« Un astéroide potentiellement dangereux va être dévié »

Dans la perspective d’éviter la collision avec un astéroïde potentiellement dangereux, la Nasa songe, avec la mission Dart, à tester une des techniques de déviation de ces corps célestes. Sa cible serait l’un des membres du couple de géocroiseurs Didymos.

Ce qu’il faut retenir

  • (65803) Didymos est un astéroïde binaire qui fait partie des géocroiseurs potentiellement dangereux.
  • Comme la technique de déviation des astéroïdes est encore à l’étude, la Nasa ne va pas prendre le risque de le faire mais voudrait plutôt tester la technique avec impacteur cinétique en tentant de modifier l’orbite d’un des membres de Didymos autour de l’autre sans pour autant changer l’orbite du binaire autour du Soleil.
  • La Nasa poursuit les études préliminaires à la réalisation de cette mission. Si tout va bien, Dart pourrait se rendre auprès de Dydymos en 2022.
  • (65803) Didymos est un astéroïde Apollo binaire potentiellement dangereux découvert le 11 avril 1996 par Spacewatch à l’observatoire de Kitt Peak. Il est passé à moins de 0,05 UA de la Terre le 13 novembre 2003.

    Il possède un satellite, surnommé de façon inofficielle Didymoon, qui l’orbite avec une période de 11,9 heures, d’où l’appellation Didymos, signifiant jumeau en grec ancien. L’astéroïde primaire fait environ 800 m de diamètre, le satellite environ 150 m de diamètre sur une orbite distante d’environ 1,1 km du primaire. La période de rotation de Didymos est rapide, soit 2,26 heures. Sa densité n’est que de 1,7 ± 0,4 kg/m3. Didymos est l’astéroïde le plus facilement accessible depuis la Terre dans sa catégorie de taille, nécessitant un delta-v de seulement 5,1 km/s1 pour un rendez-vous avec une sonde spatiale, à comparer aux 6,0 km/s nécessaires pour la Lune.

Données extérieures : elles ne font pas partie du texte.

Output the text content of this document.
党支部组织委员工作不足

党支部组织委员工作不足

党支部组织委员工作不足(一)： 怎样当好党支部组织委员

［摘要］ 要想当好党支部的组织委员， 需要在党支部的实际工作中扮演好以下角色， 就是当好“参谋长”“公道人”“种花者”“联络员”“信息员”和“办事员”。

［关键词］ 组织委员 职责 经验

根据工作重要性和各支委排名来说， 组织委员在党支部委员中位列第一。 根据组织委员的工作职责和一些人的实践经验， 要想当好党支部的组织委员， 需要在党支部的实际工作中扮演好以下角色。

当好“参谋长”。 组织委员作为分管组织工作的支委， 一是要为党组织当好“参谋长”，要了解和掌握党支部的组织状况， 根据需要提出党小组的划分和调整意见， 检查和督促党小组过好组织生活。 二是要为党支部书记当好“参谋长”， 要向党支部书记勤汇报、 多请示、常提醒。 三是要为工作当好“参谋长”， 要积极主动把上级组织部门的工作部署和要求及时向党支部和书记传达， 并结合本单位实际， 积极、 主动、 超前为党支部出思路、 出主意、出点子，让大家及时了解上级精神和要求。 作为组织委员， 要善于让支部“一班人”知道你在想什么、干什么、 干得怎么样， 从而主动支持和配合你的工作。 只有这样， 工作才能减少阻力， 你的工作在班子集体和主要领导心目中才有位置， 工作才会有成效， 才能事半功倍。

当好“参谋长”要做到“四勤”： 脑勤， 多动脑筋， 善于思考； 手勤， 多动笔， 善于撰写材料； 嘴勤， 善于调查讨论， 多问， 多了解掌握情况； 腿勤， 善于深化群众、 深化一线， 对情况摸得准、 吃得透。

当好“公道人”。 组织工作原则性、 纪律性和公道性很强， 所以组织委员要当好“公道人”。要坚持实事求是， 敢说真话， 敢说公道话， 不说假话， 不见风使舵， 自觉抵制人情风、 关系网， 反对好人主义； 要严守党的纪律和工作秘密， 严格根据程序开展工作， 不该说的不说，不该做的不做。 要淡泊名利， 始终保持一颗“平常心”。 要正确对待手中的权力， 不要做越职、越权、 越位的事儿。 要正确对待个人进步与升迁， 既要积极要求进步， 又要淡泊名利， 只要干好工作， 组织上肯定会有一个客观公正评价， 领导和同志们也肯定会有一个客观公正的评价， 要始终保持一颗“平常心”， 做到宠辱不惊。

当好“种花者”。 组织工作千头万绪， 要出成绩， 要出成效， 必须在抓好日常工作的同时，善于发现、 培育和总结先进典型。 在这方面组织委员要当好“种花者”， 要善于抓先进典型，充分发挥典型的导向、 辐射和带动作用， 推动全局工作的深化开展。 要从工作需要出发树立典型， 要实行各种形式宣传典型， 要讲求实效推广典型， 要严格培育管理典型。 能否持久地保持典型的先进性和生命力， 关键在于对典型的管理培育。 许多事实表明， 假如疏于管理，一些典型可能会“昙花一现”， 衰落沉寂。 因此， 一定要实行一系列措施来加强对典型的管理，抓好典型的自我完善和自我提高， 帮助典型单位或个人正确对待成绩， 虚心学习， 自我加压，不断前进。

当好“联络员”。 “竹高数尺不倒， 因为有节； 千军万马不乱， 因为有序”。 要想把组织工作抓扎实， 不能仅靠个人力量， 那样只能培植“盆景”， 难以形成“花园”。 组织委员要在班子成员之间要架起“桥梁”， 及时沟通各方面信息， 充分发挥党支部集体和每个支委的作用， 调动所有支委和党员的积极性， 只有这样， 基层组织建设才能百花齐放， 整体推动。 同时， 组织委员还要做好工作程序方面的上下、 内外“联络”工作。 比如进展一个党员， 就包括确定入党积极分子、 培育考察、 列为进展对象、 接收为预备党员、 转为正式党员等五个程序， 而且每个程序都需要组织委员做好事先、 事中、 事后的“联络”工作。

L’humanité ne pourra sans doute pas éviter une catastrophe au cours de la seconde moitié du XXIesiècle si elle ne dispose pas en abondance de l’énergie produite par la fusion contrôlée et des minerais que l’on peut rapporter sur Terre en exploitant les astéroïdes. Mais les géocroiseurs qui sont à notre portée sont aussi ceux qui nous menacent le plus car plusieurs d’entre eux, de par leurs tailles et leurs trajectoires, sont potentiellement dangereux. Ils pourraient nous faire disparaître comme cela est déjà arrivé dans le passé pour de nombreuses espèces sur Terre, à commencer par les dinosaures.

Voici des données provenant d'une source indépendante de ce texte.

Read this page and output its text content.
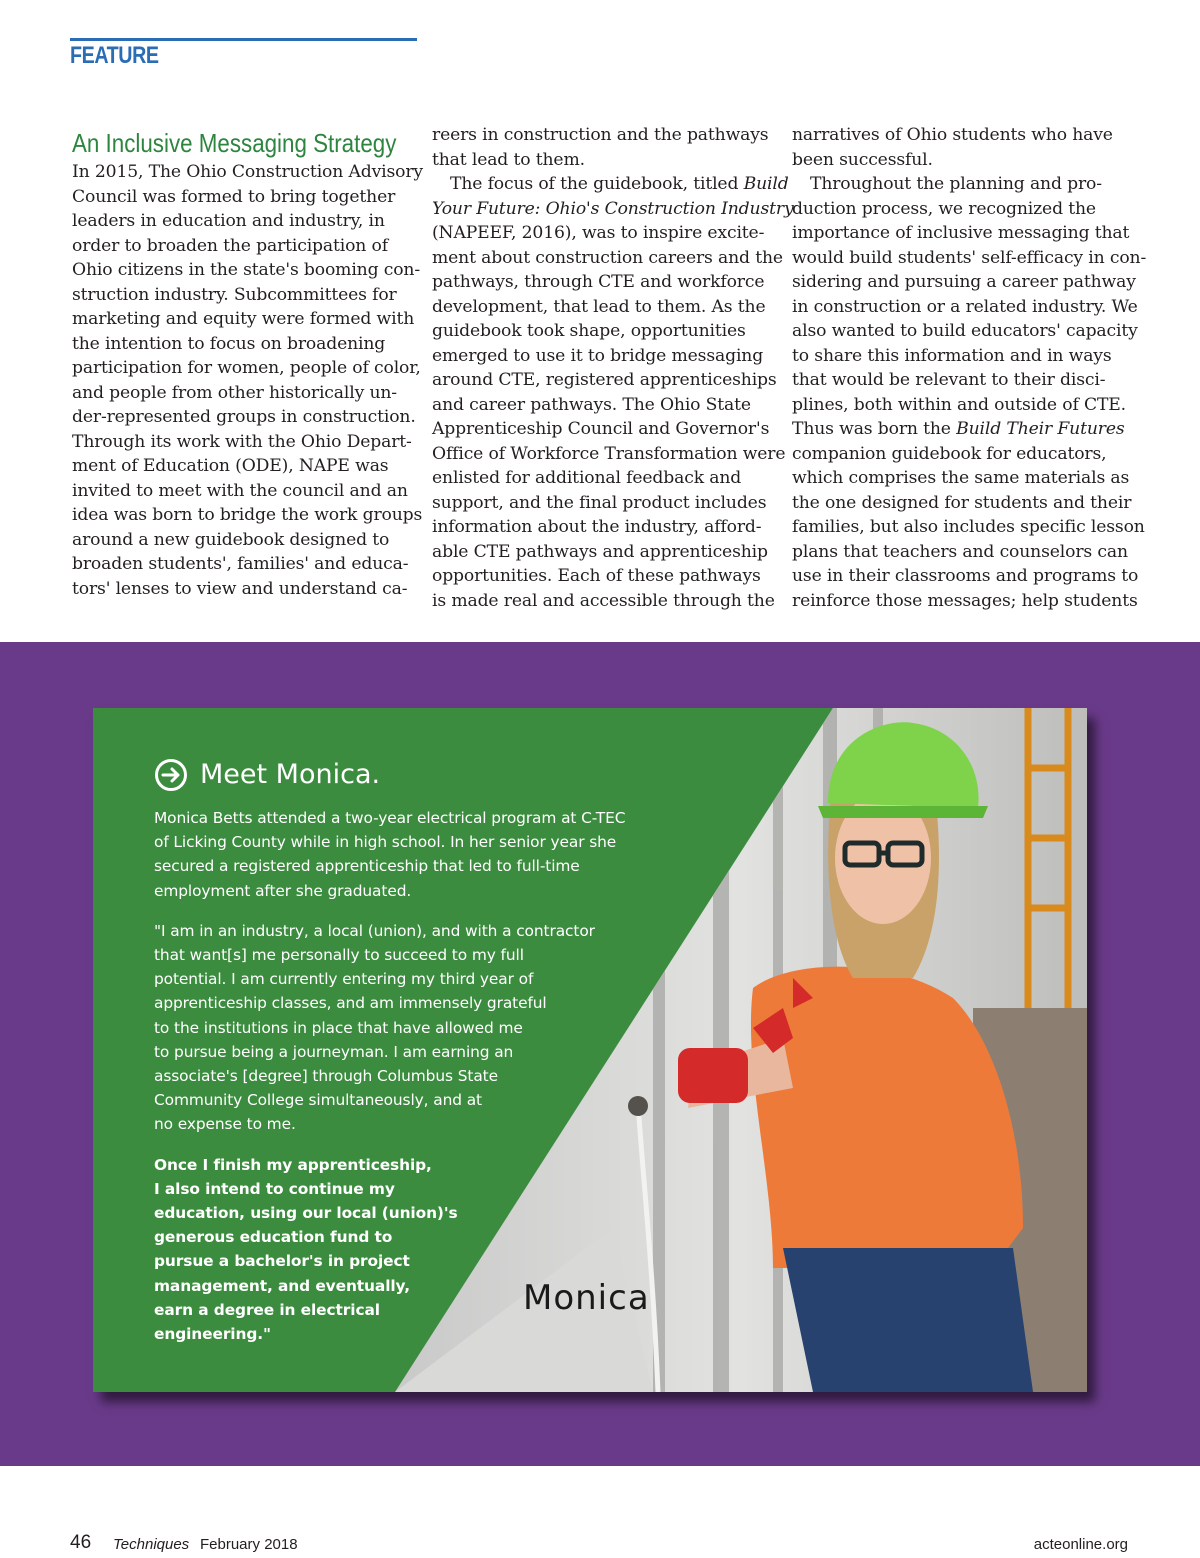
FEATURE
An Inclusive Messaging Strategy
In 2015, The Ohio Construction Advisory
Council was formed to bring together
leaders in education and industry, in
order to broaden the participation of
Ohio citizens in the state's booming con-
struction industry. Subcommittees for
marketing and equity were formed with
the intention to focus on broadening
participation for women, people of color,
and people from other historically un-
der-represented groups in construction.
Through its work with the Ohio Depart-
ment of Education (ODE), NAPE was
invited to meet with the council and an
idea was born to bridge the work groups
around a new guidebook designed to
broaden students', families' and educa-
tors' lenses to view and understand ca-
reers in construction and the pathways
that lead to them.
The focus of the guidebook, titled Build
Your Future: Ohio's Construction Industry
(NAPEEF, 2016), was to inspire excite-
ment about construction careers and the
pathways, through CTE and workforce
development, that lead to them. As the
guidebook took shape, opportunities
emerged to use it to bridge messaging
around CTE, registered apprenticeships
and career pathways. The Ohio State
Apprenticeship Council and Governor's
Office of Workforce Transformation were
enlisted for additional feedback and
support, and the final product includes
information about the industry, afford-
able CTE pathways and apprenticeship
opportunities. Each of these pathways
is made real and accessible through the
narratives of Ohio students who have
been successful.
Throughout the planning and pro-
duction process, we recognized the
importance of inclusive messaging that
would build students' self-efficacy in con-
sidering and pursuing a career pathway
in construction or a related industry. We
also wanted to build educators' capacity
to share this information and in ways
that would be relevant to their disci-
plines, both within and outside of CTE.
Thus was born the Build Their Futures
companion guidebook for educators,
which comprises the same materials as
the one designed for students and their
families, but also includes specific lesson
plans that teachers and counselors can
use in their classrooms and programs to
reinforce those messages; help students
Meet Monica.
Monica Betts attended a two-year electrical program at C-TEC
of Licking County while in high school. In her senior year she
secured a registered apprenticeship that led to full-time
employment after she graduated.
"I am in an industry, a local (union), and with a contractor
that want[s] me personally to succeed to my full
potential. I am currently entering my third year of
apprenticeship classes, and am immensely grateful
to the institutions in place that have allowed me
to pursue being a journeyman. I am earning an
associate's [degree] through Columbus State
Community College simultaneously, and at
no expense to me.
Once I finish my apprenticeship,
I also intend to continue my
education, using our local (union)'s
generous education fund to
pursue a bachelor's in project
management, and eventually,
earn a degree in electrical
engineering."
Monica
46 Techniques February 2018	acteonline.org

Pour éviter semblables événements, plusieurs groupes de recherches, notamment à l’Esa et à la Nasa, travaillent donc sur des rendez-vous avec des astéroïdes. Que ce soit en prélude à leur exploitation ou pour les dévier suffisamment à temps pour sauver la Terre. Depuis quelque temps, les deux agences spatiales préparent une double mission à destination de (65803) Didymos, un géocroiseur binaire du groupe des astéroïdes Apollon, découvert le 11 avril 1996 par Spacewatch à l’observatoire de Kitt Peak (États-Unis). Baptisée Aida, cette mission devait à l’origine faire travailler en tandem l’impacteur Double Asteroid Redirection Test (Dart) développé par la Nasa, et l’orbiteur Aim de l’ESA, comme l’explique la vidéo ci-dessous.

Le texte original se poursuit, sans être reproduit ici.